A new security system needs to be evaluated in the airport. The probability of a person being a security hazard is 4%. At the checkpoint, the security system denied a person without security problems 2% of the time. But the security system passed a person with security problems 1% of the time.a. What is the probability that a person passes through the system?b.
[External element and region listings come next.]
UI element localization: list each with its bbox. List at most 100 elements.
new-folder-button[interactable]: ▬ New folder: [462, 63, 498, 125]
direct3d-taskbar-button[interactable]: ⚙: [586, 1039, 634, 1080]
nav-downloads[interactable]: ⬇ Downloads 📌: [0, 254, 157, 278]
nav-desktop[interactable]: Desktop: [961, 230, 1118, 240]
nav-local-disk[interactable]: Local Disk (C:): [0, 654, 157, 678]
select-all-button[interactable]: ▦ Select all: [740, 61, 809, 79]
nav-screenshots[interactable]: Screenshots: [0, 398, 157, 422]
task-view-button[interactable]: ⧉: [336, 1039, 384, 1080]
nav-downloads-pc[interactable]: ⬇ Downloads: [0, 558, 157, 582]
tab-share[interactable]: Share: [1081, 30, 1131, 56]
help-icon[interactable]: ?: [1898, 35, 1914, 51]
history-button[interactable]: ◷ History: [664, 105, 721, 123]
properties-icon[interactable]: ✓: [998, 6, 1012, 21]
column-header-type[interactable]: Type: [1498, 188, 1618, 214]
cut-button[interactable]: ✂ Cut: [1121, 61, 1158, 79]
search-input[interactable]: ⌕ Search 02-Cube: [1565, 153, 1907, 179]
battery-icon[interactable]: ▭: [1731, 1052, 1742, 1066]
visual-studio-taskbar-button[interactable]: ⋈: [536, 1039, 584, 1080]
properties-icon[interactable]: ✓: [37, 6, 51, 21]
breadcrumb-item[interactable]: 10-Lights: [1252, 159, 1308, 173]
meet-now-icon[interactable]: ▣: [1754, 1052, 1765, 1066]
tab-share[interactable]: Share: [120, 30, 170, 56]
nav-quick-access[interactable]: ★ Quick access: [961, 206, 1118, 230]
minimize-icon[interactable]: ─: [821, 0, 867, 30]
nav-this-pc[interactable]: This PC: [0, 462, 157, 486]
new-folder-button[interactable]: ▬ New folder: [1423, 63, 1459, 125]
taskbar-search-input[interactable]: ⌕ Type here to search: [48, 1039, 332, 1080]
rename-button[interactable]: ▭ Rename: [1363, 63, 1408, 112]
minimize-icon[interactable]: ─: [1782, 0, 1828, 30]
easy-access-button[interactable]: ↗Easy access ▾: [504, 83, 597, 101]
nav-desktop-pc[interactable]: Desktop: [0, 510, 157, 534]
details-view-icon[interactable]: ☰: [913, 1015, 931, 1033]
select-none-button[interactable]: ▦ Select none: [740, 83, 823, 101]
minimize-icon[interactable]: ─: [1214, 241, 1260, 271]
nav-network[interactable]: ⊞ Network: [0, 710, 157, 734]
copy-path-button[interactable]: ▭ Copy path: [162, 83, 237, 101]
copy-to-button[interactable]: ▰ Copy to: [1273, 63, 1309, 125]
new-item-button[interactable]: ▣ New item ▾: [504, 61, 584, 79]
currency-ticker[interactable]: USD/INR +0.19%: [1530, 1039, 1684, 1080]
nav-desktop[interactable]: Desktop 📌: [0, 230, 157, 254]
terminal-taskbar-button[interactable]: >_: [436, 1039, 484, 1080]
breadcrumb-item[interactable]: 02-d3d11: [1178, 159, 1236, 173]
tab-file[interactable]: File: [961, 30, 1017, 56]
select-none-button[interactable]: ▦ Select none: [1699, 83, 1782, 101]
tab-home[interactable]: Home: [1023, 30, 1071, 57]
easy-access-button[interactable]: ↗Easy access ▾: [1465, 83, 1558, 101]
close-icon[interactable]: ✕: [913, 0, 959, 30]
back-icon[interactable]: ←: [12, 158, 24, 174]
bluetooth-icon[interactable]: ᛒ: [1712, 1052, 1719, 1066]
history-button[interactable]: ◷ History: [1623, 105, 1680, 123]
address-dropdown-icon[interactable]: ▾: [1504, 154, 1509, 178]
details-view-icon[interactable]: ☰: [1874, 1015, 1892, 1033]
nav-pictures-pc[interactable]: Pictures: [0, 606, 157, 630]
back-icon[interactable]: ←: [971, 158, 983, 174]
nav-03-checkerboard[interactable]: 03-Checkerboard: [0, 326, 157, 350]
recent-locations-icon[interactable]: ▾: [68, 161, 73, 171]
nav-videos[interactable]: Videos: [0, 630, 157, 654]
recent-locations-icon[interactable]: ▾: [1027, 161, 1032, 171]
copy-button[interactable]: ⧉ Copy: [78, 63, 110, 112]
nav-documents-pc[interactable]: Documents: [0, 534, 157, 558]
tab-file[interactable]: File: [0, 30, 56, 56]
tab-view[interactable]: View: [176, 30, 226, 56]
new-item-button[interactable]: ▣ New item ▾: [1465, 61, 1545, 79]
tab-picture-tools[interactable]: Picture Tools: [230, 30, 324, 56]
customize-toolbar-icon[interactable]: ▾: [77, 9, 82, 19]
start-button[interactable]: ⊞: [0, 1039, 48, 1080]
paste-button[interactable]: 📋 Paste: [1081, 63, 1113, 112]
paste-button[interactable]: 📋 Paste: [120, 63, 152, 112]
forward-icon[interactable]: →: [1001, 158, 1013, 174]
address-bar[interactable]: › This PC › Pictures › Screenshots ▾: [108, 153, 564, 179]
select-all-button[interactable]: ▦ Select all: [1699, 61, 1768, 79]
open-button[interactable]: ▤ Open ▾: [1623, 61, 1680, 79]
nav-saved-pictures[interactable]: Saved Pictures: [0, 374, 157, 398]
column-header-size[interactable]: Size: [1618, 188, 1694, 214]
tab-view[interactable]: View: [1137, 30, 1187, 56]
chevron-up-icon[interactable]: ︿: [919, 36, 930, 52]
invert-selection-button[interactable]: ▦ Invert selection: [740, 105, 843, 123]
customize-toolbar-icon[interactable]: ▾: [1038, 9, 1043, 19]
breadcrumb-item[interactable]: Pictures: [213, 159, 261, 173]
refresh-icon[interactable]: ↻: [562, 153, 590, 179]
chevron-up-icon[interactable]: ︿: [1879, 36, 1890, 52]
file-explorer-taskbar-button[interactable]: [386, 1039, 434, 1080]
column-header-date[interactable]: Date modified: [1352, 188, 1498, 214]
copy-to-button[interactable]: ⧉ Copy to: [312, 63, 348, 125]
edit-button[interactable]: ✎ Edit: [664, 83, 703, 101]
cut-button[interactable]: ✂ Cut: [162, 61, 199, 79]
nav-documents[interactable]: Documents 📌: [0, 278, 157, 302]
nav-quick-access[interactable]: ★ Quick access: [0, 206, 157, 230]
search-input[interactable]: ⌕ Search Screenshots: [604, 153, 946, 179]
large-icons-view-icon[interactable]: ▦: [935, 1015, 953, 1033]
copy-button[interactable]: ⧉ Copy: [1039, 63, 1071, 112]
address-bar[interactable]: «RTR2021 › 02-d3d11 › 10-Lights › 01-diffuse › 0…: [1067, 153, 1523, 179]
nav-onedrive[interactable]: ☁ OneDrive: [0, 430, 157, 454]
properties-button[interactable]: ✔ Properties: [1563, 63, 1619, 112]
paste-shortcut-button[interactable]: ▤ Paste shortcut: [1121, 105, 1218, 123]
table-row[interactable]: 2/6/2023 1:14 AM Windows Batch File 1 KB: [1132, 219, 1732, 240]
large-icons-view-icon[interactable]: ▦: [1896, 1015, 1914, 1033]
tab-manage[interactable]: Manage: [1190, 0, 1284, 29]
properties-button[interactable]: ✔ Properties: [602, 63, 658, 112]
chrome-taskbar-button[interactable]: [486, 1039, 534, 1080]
What is the probability that a person who passes through the system is without any security problems?

Answer 1

(a) 0.9412

(b) 0.9996 ≈ 1

Explanation:

Denote the events a follows:

`P` = a person passes the security system

`H` = a person is a security hazard

Given:

`P (H) = 0.04,\ P(P^(c)|H^(c))=0.02\ and\ P(P|H)=0.01`

Then,

`P(H^(c))=1-P(H)=1-0.04=0.96\\P(P|H^(c))=1-P(P|H)=1-0.02=0.98\\`

(a)

Compute the probability that a person passes the security system using the total probability rule as follows:

The total probability rule states that:
`P(A)=P(A|B)P(B)+P(A|B^(c))P(B^(c))`

The value of P (P) is:

`P(P)=P(P|H)P(H)+P(P|H^(c))P(H^(c))\\=(0.01*0.04)+(0.98*0.96)\\=0.9412`

Thus, the probability that a person passes the security system is 0.9412.

(b)

Compute the probability that a person who passes through the system is without any security problems as follows:

`P(H^(c)|P)=(P(P|H^(c))P(H^(c)))/(P(P)) \\=(0.98*0.96)/(0.9412) \\=0.9996\\\approx1`

Thus, the probability that a person who passes through the system is without any security problems is approximately 1.